I created a prompt to test the old and new prompt medthod using a complex and simple query, below is what I have learnt.

I learnt that the Open Ai - 3.5 is very good at generating queries accuratly, I did a comparision with the simple 'shall all users' query and discovered that they new and old prompt model gave similar outputs that could generate accurate results.

#new 
context_user = context.copy()
print(return_CCRMSQL("""show all users""", context_user)) 
returns =
SELECT * FROM users;    

#old
old_context_user = old_context.copy()
print(return_CCRMSQL("show all users", old_context_user))
returns =
SELECT * FROM employees;

However , the old prompt seems to halucinate while because it created employees indead of users.

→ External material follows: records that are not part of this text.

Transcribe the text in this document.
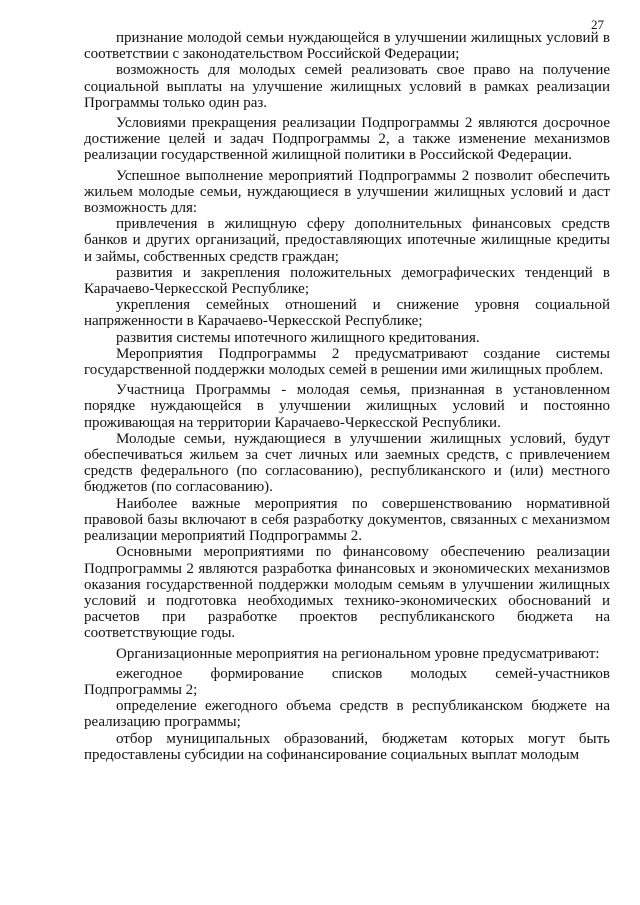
27

признание молодой семьи нуждающейся в улучшении жилищных условий в соответствии с законодательством Российской Федерации;

возможность для молодых семей реализовать свое право на получение социальной выплаты на улучшение жилищных условий в рамках реализации Программы только один раз.

Условиями прекращения реализации Подпрограммы 2 являются досрочное достижение целей и задач Подпрограммы 2, а также изменение механизмов реализации государственной жилищной политики в Российской Федерации.

Успешное выполнение мероприятий Подпрограммы 2 позволит обеспечить жильем молодые семьи, нуждающиеся в улучшении жилищных условий и даст возможность для:

привлечения в жилищную сферу дополнительных финансовых средств банков и других организаций, предоставляющих ипотечные жилищные кредиты и займы, собственных средств граждан;

развития и закрепления положительных демографических тенденций в Карачаево-Черкесской Республике;

укрепления семейных отношений и снижение уровня социальной напряженности в Карачаево-Черкесской Республике;

развития системы ипотечного жилищного кредитования.

Мероприятия Подпрограммы 2 предусматривают создание системы государственной поддержки молодых семей в решении ими жилищных проблем.

Участница Программы - молодая семья, признанная в установленном порядке нуждающейся в улучшении жилищных условий и постоянно проживающая на территории Карачаево-Черкесской Республики.

Молодые семьи, нуждающиеся в улучшении жилищных условий, будут обеспечиваться жильем за счет личных или заемных средств, с привлечением средств федерального (по согласованию), республиканского и (или) местного бюджетов (по согласованию).

Наиболее важные мероприятия по совершенствованию нормативной правовой базы включают в себя разработку документов, связанных с механизмом реализации мероприятий Подпрограммы 2.

Основными мероприятиями по финансовому обеспечению реализации Подпрограммы 2 являются разработка финансовых и экономических механизмов оказания государственной поддержки молодым семьям в улучшении жилищных условий и подготовка необходимых технико-экономических обоснований и расчетов при разработке проектов республиканского бюджета на соответствующие годы.

Организационные мероприятия на региональном уровне предусматривают:

ежегодное формирование списков молодых семей-участников Подпрограммы 2;

определение ежегодного объема средств в республиканском бюджете на реализацию программы;

отбор муниципальных образований, бюджетам которых могут быть предоставлены субсидии на софинансирование социальных выплат молодым
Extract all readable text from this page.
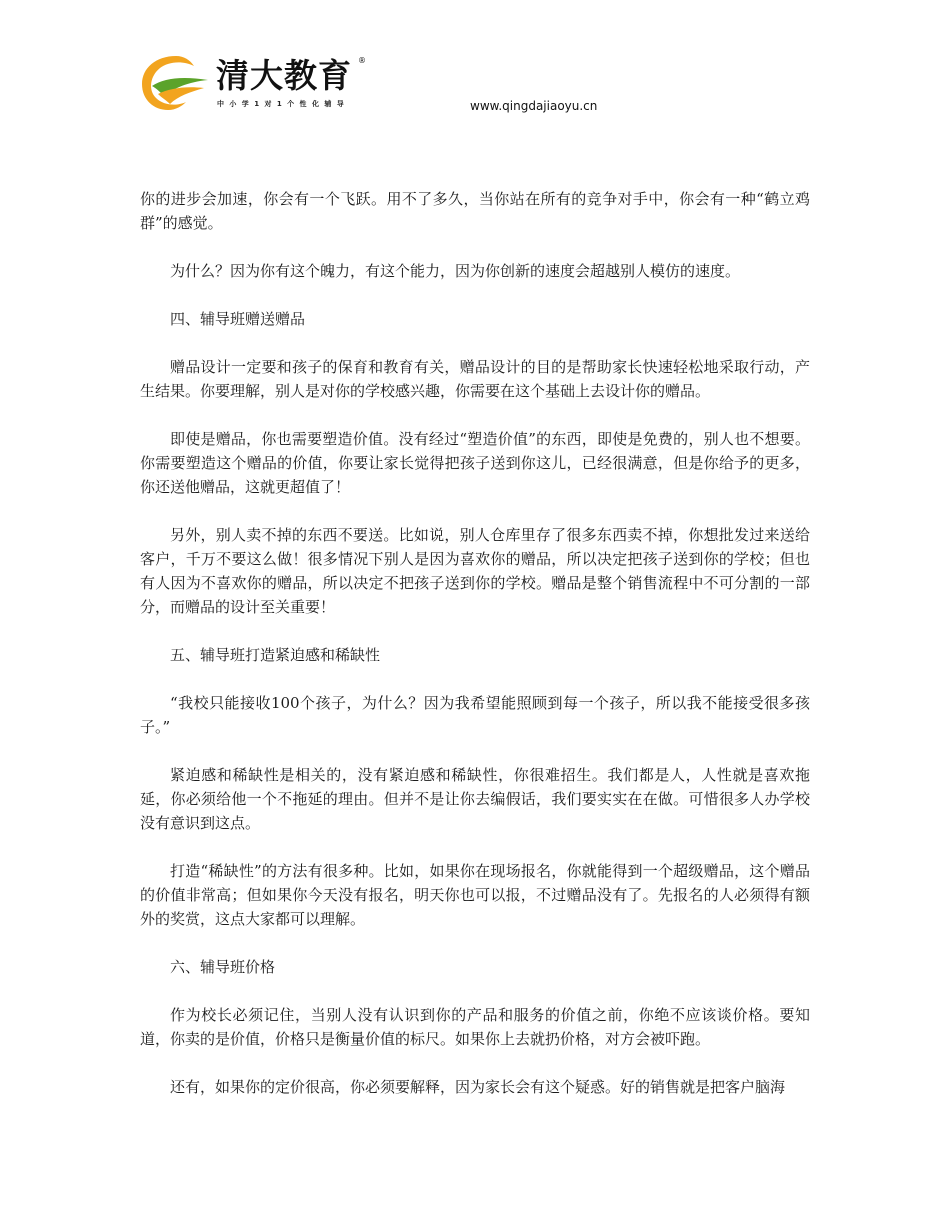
清大教育 ®
中小学1对1个性化辅导	www.qingdajiaoyu.cn

你的进步会加速，你会有一个飞跃。用不了多久，当你站在所有的竞争对手中，你会有一种“鹤立鸡群”的感觉。

为什么？因为你有这个魄力，有这个能力，因为你创新的速度会超越别人模仿的速度。

四、辅导班赠送赠品

赠品设计一定要和孩子的保育和教育有关，赠品设计的目的是帮助家长快速轻松地采取行动，产生结果。你要理解，别人是对你的学校感兴趣，你需要在这个基础上去设计你的赠品。

即使是赠品，你也需要塑造价值。没有经过“塑造价值”的东西，即使是免费的，别人也不想要。你需要塑造这个赠品的价值，你要让家长觉得把孩子送到你这儿，已经很满意，但是你给予的更多，你还送他赠品，这就更超值了！

另外，别人卖不掉的东西不要送。比如说，别人仓库里存了很多东西卖不掉，你想批发过来送给客户，千万不要这么做！很多情况下别人是因为喜欢你的赠品，所以决定把孩子送到你的学校；但也有人因为不喜欢你的赠品，所以决定不把孩子送到你的学校。赠品是整个销售流程中不可分割的一部分，而赠品的设计至关重要！

五、辅导班打造紧迫感和稀缺性

“我校只能接收100个孩子，为什么？因为我希望能照顾到每一个孩子，所以我不能接受很多孩子。”

紧迫感和稀缺性是相关的，没有紧迫感和稀缺性，你很难招生。我们都是人，人性就是喜欢拖延，你必须给他一个不拖延的理由。但并不是让你去编假话，我们要实实在在做。可惜很多人办学校没有意识到这点。

打造“稀缺性”的方法有很多种。比如，如果你在现场报名，你就能得到一个超级赠品，这个赠品的价值非常高；但如果你今天没有报名，明天你也可以报，不过赠品没有了。先报名的人必须得有额外的奖赏，这点大家都可以理解。

六、辅导班价格

作为校长必须记住，当别人没有认识到你的产品和服务的价值之前，你绝不应该谈价格。要知道，你卖的是价值，价格只是衡量价值的标尺。如果你上去就扔价格，对方会被吓跑。

还有，如果你的定价很高，你必须要解释，因为家长会有这个疑惑。好的销售就是把客户脑海
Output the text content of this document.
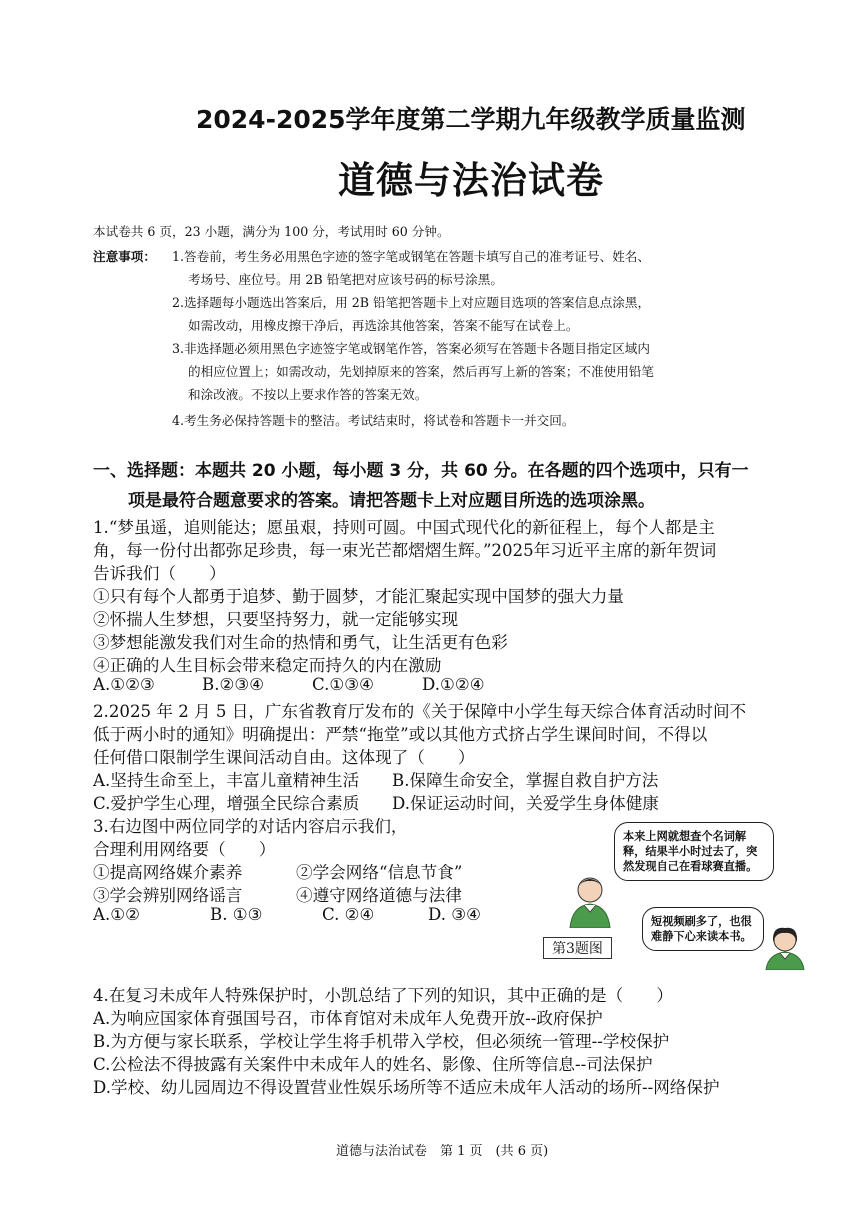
2024-2025学年度第二学期九年级教学质量监测
道德与法治试卷
本试卷共 6 页，23 小题，满分为 100 分，考试用时 60 分钟。
注意事项： 1.答卷前，考生务必用黑色字迹的签字笔或钢笔在答题卡填写自己的准考证号、姓名、
考场号、座位号。用 2B 铅笔把对应该号码的标号涂黑。
2.选择题每小题选出答案后，用 2B 铅笔把答题卡上对应题目选项的答案信息点涂黑，
如需改动，用橡皮擦干净后，再选涂其他答案，答案不能写在试卷上。
3.非选择题必须用黑色字迹签字笔或钢笔作答，答案必须写在答题卡各题目指定区域内
的相应位置上；如需改动，先划掉原来的答案，然后再写上新的答案；不准使用铅笔
和涂改液。不按以上要求作答的答案无效。
4.考生务必保持答题卡的整洁。考试结束时，将试卷和答题卡一并交回。
一、选择题：本题共 20 小题，每小题 3 分，共 60 分。在各题的四个选项中，只有一
项是最符合题意要求的答案。请把答题卡上对应题目所选的选项涂黑。
1.“梦虽遥，追则能达；愿虽艰，持则可圆。中国式现代化的新征程上，每个人都是主
角，每一份付出都弥足珍贵，每一束光芒都熠熠生辉。”2025年习近平主席的新年贺词
告诉我们（　　）
①只有每个人都勇于追梦、勤于圆梦，才能汇聚起实现中国梦的强大力量
②怀揣人生梦想，只要坚持努力，就一定能够实现
③梦想能激发我们对生命的热情和勇气，让生活更有色彩
④正确的人生目标会带来稳定而持久的内在激励
A.①②③	B.②③④	C.①③④	D.①②④
2.2025 年 2 月 5 日，广东省教育厅发布的《关于保障中小学生每天综合体育活动时间不
低于两小时的通知》明确提出：严禁“拖堂”或以其他方式挤占学生课间时间，不得以
任何借口限制学生课间活动自由。这体现了（　　）
A.坚持生命至上，丰富儿童精神生活 B.保障生命安全，掌握自救自护方法
C.爱护学生心理，增强全民综合素质 D.保证运动时间，关爱学生身体健康
3.右边图中两位同学的对话内容启示我们，
合理利用网络要（　　）
①提高网络媒介素养	②学会网络“信息节食”
③学会辨别网络谣言	④遵守网络道德与法律
A.①②	B. ①③	C. ②④	D. ③④
本来上网就想查个名词解释，结果半小时过去了，突然发现自己在看球赛直播。
短视频刷多了，也很难静下心来读本书。
第3题图
4.在复习未成年人特殊保护时，小凯总结了下列的知识，其中正确的是（　　）
A.为响应国家体育强国号召，市体育馆对未成年人免费开放--政府保护
B.为方便与家长联系，学校让学生将手机带入学校，但必须统一管理--学校保护
C.公检法不得披露有关案件中未成年人的姓名、影像、住所等信息--司法保护
D.学校、幼儿园周边不得设置营业性娱乐场所等不适应未成年人活动的场所--网络保护
道德与法治试卷　第 1 页　(共 6 页)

Also when more complex queries where supplied in the next prompts I saw that i got different returns with different decree of efficeincy example given below 

Example : 
#old
print(return_CCRMSQL("""Assume you have a table of user posts on a forum with a posts table (columns: post_id, user_id, post_date, views) and a comments table (columns: comment_id, post_id, user_id, comment_date). Write a query to identify the top 10 most influential users, defined as those whose posts have the highest ratio of comments to views, but only considering posts made in the last 6 months """, old_context_user))

This is your SQL:

```sql
SELECT user_id, SUM(comment_count) / SUM(views) AS comment_to_views_ratio
FROM (
    SELECT p.user_id, COUNT(c.comment_id) AS comment_count, p.views
    FROM posts p
    JOIN comments c ON p.post_id = c.post_id
    WHERE p.post_date >= DATE_SUB(NOW(), INTERVAL 6 MONTH)
    GROUP BY p.post_id
) AS subquery
GROUP BY user_id
ORDER BY comment_to_views_ratio DESC
LIMIT 10;
```


#new
context_user = context.copy()
print(return_CCRMSQL("""Assume you have a table of user posts on a forum with a posts table (columns: post_id, user_id, post_date, views) and a comments table (columns: comment_id, post_id, user_id, comment_date). Write a query to identify the top 10 most influential users, defined as those whose posts have the highest ratio of comments to views, but only considering posts made in the last 6 months """, context_user))

```sql
WITH recent_posts AS (
    SELECT post_id, user_id
    FROM posts
    WHERE post_date >= DATE('now', '-6 months')
),
post_comments AS (
    SELECT p.user_id, p.post_id, COUNT(c.comment_id) AS num_comments, p.views
    FROM recent_posts p
    JOIN comments c ON p.post_id = c.post_id
    GROUP BY p.user_id, p.post_id
),
user_influence AS (
    SELECT user_id, SUM(num_comments) AS total_comments, SUM(views) AS total_views
    FROM post_comments
    GROUP BY user_id
)
SELECT user_id, 
       CAST(total_comments AS REAL) / total_views AS comments_to_views_ratio
FROM user_influence
ORDER BY comments_to_views_ratio DESC
LIMIT 10;
```
Old Prompt :
The logic is akk in one big block.
This could be hard to read and as the code get more complex.

New Prompt :
The logic is broken down into smaller named steps.
This makes the code mush easier to read and understan whihc is considered a bext practice.